OHAL'in Kalkmasıyla Değişmeyen Yaklaşım ve Politikalar
Kimlik Sorunu
Devlet, bir ulus yaratma temelinde ideolojik bir yapılanma içerisinde olduğu için bölge insanlarının mensup olduğu etnik kimlik, sürekli bir tehdit unsuru olarak algılanmıştır. Dolayısıyla bu tehdit algılaması devletin bölgedeki varlığında temel belirleyici rol oynamış, tüm eylem ve işlemlerde güvenlik öncelenmiştir. Bu nedenle devlette bu etnik kimliğe mensup bölge insanına karşı bir güven sorunu ortaya çıkmış; bölge insanı da devlet erkini kullanan kişi ve kurumlara karşı benzer güvensizlik duygusu içerisine girmiştir. Bu güven bunalımı sorunları derinleştirmiş; nihayet bir sendroma dönüşen "bölünme", milli askeri stratejik konseptlerde öncelikli tehdit olarak yerini almıştır.
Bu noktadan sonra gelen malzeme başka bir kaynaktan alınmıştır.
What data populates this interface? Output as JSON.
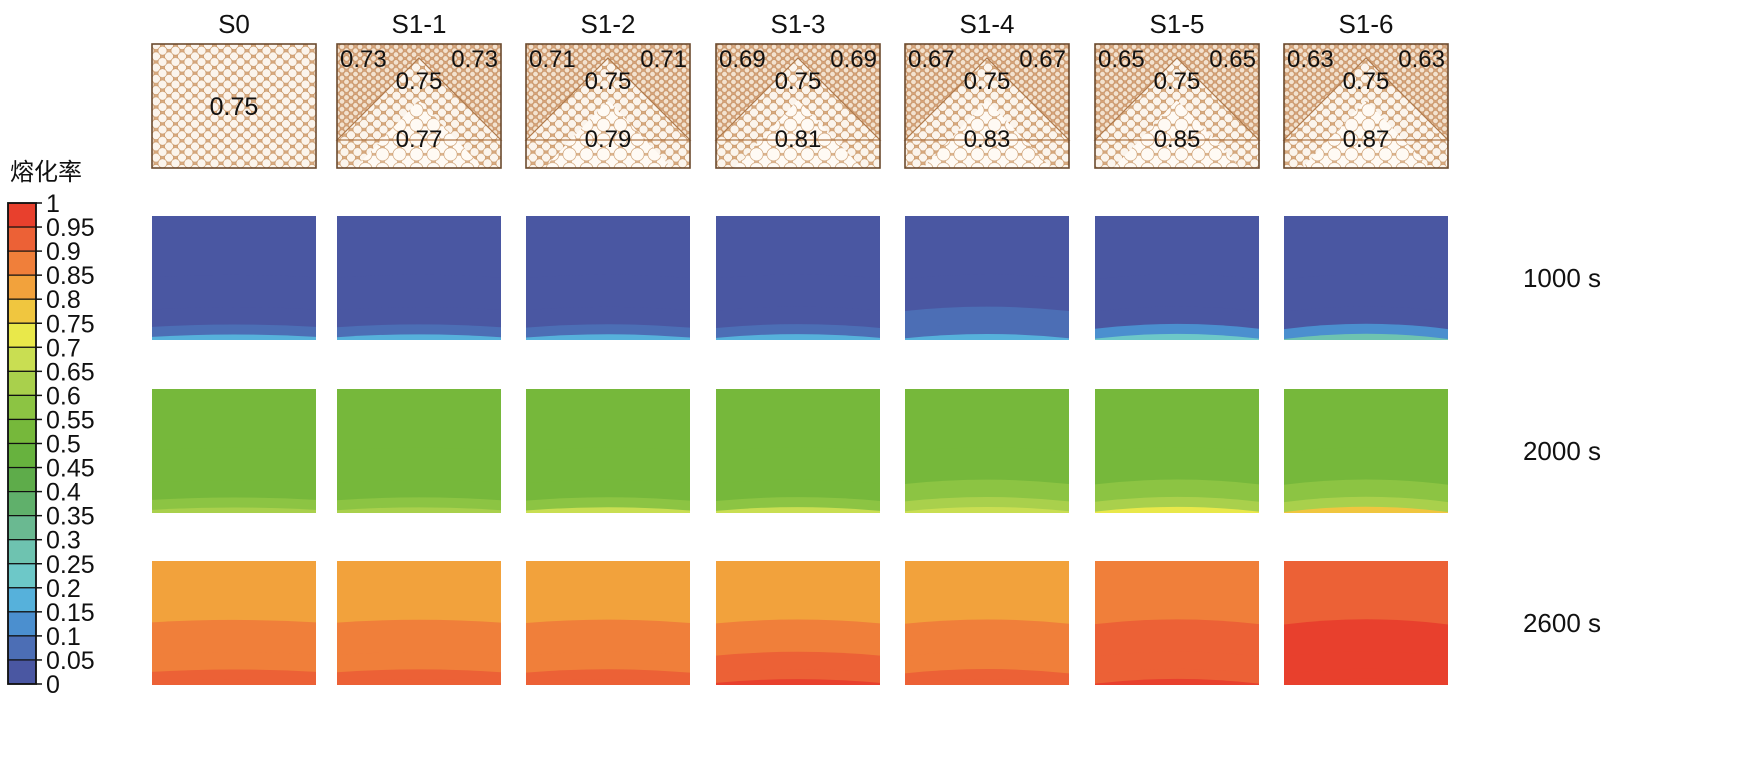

Devlet erkini kullanan kişi ve kurumların bölgeye ve Kürtlere yönelik politikaları, tehdit algılamasının dozuna göre değişiklikler göstermiştir. Bazen sürgün, tenkil, tehcir; kimi zaman inkar ve asimilasyon, faili meçhul cinayet; kimi zaman da katliam veya bölge insanlarının birbirleriyle çatışması sonucunu kaçınılmaz olarak doğuracak düzenleme ve yapılanmalara girişme şeklinde ortaya çıkmıştır. Cumhuriyet tarihi, bunların hepsiyle ilgili örneklerle doludur. Bölgede sömürge yöneticisi edasıyla çalışan devlet görevlilerinin sayısı, azımsanmayacak kadar fazladır. Bu arada A.Gaffar OKKAN gibi sıradışı devlet görevlilerini de zikretmekte yarar vardır. OKKAN'ın bölge ile ilgili görev anlayışının ve uygulamalarının özel bir araştırma ve incelemeye tabi tutulması, devlet görevlileri ile vatandaş ilişkilerindeki sorunların ve güven bunalımının aşılmasına katkı sağlayabilir.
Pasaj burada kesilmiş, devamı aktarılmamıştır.